In a different but not entirely invalid spirit, an old joke claims that a friend is someone who helps you move, but a good friend is someone who helps you move a body.
Whichever perspective you take, when you first arrive at Northwestern the question is about how you’ll go about meeting potential friends.
When I first arrived here four years ago, I thought making friends would be as easy as registering for a class. It seemed natural that I’d become immediate life-long besties with my classmates. If we’re pursuing the same major or have a similar schedule, then we must have the same likes and interests, right?
Reality, however, proved otherwise. During my time here, I don’t remember making a single friend exclusively because we happened to take the same courses. My friendliness in class has never translated into fulfilling or lasting friendships.
At the end of the day, classes are like businesses. We show up as on time as we can, or as we can bother to do. We sit and listen to the lecturing professor. We take notes. We do our assignments. The classroom is not a conducive environment for friendship. Even in discussion sections, where we are encouraged to talk, the mildest horseplay elicits a frown and slap on the wrist from the TA. In these friend-sterile circumstances, we whittle away some time figuring out each other. We try to determine who is friendship material based on what they say and how they say it.
The most one can hope for in the classroom is a classmate – someone tolerable, capable, and affable enough to sit next to during a dry 50 minutes (or three hours if you're unlucky). We get through lecture or discussion together, then we split ways to our next respective class. Yet some classes are interesting enough on their own that this type of friend is unneeded, and sometimes unwanted.
There seems to be something exceedingly narrow-minded and self-absorbed in the determination to only befriend people in your major and classes. To do this is to deny oneself the ideas, interests, and easy conversations of some very nice people studying under different departments. Doing this is also a personal elevation of one’s own major. This system of friend selection requires a level of narcissism that most people find boring. Finding true friends on campus is not impossible – you just have to look in the right places.
In my case, which doesn’t seem unique, I’ve been more successful making friends through clubs or off-campus club and social events.
Many clubs and get togethers are, by nature, less structured than the classroom. They give members the freedom to openly discuss any topic at any time without fear of reprisal from an authority figure. Since most clubs rely on bonds made between members to survive, they have to allow people chances to socialize.

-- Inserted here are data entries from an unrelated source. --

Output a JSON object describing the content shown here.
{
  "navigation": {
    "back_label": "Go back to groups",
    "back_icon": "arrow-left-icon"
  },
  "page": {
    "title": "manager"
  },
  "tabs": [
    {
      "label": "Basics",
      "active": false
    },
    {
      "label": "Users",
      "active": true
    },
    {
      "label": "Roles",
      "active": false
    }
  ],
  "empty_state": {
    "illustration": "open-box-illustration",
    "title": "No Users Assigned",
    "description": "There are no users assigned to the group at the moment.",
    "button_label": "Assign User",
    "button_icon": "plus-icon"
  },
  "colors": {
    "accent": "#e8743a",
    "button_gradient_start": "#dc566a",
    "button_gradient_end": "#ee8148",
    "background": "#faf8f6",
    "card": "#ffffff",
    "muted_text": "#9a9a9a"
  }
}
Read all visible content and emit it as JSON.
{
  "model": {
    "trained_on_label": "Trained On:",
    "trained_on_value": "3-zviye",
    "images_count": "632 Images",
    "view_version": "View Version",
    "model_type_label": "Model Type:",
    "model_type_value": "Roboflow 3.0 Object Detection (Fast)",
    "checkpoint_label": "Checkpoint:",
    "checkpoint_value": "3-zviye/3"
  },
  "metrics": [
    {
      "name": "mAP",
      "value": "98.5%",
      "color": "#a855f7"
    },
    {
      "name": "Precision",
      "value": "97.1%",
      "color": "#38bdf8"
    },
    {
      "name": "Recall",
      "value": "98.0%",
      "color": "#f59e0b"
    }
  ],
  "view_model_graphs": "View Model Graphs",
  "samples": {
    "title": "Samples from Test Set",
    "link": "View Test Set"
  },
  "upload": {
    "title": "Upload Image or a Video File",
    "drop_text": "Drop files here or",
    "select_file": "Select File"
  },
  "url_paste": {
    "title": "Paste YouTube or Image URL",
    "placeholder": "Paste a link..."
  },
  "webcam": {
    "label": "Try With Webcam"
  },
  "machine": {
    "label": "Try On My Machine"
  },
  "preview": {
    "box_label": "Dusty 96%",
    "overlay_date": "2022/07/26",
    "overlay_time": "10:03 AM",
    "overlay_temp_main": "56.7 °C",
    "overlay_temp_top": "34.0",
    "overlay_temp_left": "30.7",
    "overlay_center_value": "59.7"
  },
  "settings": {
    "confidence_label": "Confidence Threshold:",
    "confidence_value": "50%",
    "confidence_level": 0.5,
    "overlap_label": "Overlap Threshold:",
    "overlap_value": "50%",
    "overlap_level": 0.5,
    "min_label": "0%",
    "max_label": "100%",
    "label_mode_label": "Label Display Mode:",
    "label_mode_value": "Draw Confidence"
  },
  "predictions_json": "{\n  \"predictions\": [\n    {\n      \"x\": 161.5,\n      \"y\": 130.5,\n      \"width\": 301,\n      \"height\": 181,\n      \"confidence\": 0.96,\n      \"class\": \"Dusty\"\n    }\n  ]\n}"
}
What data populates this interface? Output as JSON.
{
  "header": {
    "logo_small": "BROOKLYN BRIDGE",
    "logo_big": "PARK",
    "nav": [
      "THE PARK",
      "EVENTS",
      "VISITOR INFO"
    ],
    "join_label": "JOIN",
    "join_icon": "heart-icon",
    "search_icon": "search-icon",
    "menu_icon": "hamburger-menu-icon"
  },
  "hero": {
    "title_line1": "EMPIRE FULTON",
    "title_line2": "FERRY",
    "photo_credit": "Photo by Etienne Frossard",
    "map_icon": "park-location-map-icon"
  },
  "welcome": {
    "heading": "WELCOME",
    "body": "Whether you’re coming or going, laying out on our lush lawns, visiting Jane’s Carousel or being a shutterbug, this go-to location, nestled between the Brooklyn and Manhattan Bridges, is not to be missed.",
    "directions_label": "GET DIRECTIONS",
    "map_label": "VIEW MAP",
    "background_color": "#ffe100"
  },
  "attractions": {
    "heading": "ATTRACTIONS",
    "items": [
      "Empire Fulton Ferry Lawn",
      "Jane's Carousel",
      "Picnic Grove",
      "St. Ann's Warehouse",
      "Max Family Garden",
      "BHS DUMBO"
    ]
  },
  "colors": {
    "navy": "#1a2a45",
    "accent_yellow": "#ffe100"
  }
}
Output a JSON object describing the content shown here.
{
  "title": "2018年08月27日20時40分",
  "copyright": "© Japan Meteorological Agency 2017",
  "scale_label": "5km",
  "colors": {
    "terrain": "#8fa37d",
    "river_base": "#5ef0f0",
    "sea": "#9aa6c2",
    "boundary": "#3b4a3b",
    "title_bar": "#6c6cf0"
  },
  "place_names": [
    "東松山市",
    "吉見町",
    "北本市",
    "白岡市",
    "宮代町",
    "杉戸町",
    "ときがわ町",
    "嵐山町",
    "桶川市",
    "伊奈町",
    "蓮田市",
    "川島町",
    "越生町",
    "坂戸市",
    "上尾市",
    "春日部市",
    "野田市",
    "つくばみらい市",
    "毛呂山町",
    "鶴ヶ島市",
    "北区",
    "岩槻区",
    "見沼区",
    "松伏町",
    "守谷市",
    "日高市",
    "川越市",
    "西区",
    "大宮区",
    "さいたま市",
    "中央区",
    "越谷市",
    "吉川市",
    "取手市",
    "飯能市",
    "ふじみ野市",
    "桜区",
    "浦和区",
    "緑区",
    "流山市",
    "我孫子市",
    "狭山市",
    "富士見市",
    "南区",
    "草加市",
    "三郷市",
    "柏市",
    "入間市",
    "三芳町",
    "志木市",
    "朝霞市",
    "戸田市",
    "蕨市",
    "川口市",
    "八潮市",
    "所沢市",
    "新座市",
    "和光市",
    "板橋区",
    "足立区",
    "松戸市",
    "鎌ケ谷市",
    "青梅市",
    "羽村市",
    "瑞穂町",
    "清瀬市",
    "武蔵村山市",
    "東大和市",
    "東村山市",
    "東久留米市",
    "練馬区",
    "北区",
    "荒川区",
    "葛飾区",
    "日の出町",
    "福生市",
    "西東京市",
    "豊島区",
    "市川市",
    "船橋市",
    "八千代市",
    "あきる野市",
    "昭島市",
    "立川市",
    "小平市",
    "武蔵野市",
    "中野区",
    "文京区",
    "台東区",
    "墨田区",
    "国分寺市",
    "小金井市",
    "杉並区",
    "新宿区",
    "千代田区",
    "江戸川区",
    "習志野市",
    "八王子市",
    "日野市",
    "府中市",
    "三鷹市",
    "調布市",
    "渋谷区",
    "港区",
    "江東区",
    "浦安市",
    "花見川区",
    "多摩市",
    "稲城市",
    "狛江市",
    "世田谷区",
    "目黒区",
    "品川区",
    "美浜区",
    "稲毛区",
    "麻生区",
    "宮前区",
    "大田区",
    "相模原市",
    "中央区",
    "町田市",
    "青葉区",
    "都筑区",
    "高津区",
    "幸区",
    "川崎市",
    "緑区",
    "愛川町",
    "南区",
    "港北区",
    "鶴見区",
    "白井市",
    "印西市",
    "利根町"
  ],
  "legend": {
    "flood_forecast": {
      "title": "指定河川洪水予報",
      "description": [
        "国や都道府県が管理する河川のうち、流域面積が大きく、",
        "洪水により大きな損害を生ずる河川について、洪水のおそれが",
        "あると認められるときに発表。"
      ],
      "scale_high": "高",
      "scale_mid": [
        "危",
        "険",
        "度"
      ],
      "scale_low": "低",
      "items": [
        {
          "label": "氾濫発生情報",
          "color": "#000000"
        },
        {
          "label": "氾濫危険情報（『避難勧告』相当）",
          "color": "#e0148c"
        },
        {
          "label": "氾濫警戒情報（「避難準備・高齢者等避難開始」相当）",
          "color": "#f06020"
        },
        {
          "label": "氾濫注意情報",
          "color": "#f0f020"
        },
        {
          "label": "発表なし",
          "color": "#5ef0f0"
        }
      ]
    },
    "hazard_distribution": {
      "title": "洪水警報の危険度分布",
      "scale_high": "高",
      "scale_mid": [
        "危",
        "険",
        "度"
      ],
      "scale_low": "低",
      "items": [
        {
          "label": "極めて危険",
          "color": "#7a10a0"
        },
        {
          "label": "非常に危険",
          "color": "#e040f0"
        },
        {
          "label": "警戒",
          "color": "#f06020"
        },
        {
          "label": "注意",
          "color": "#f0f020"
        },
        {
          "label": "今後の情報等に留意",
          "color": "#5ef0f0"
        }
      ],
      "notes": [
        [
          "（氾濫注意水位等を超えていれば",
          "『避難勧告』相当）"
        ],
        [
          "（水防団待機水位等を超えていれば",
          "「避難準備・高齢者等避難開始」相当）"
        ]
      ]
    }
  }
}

Though clubs are founded around a central interest, many times they’re broad enough to attract people of different academic and personal backgrounds—and such diversity allows for promising interactions. When I’ve tried talking to classmates outside of class, we seem to only be able to talk about class. When I talk to people in clubs or off-campus events, conversation is unchoked and long. These conversations have no time limit. They can easily be carried away from the club meeting, they can transform and evolve into different topics.
This to me is friendship. The truest and best of friends are those with whom one has moments of intimate recognition of one another. It involves having night-long conversations that makes the sacrifice of the following day trivial.
These types of conversation and these types of friendships seem only possible if they’re allowed to germinate in an environment that the classroom cannot offer.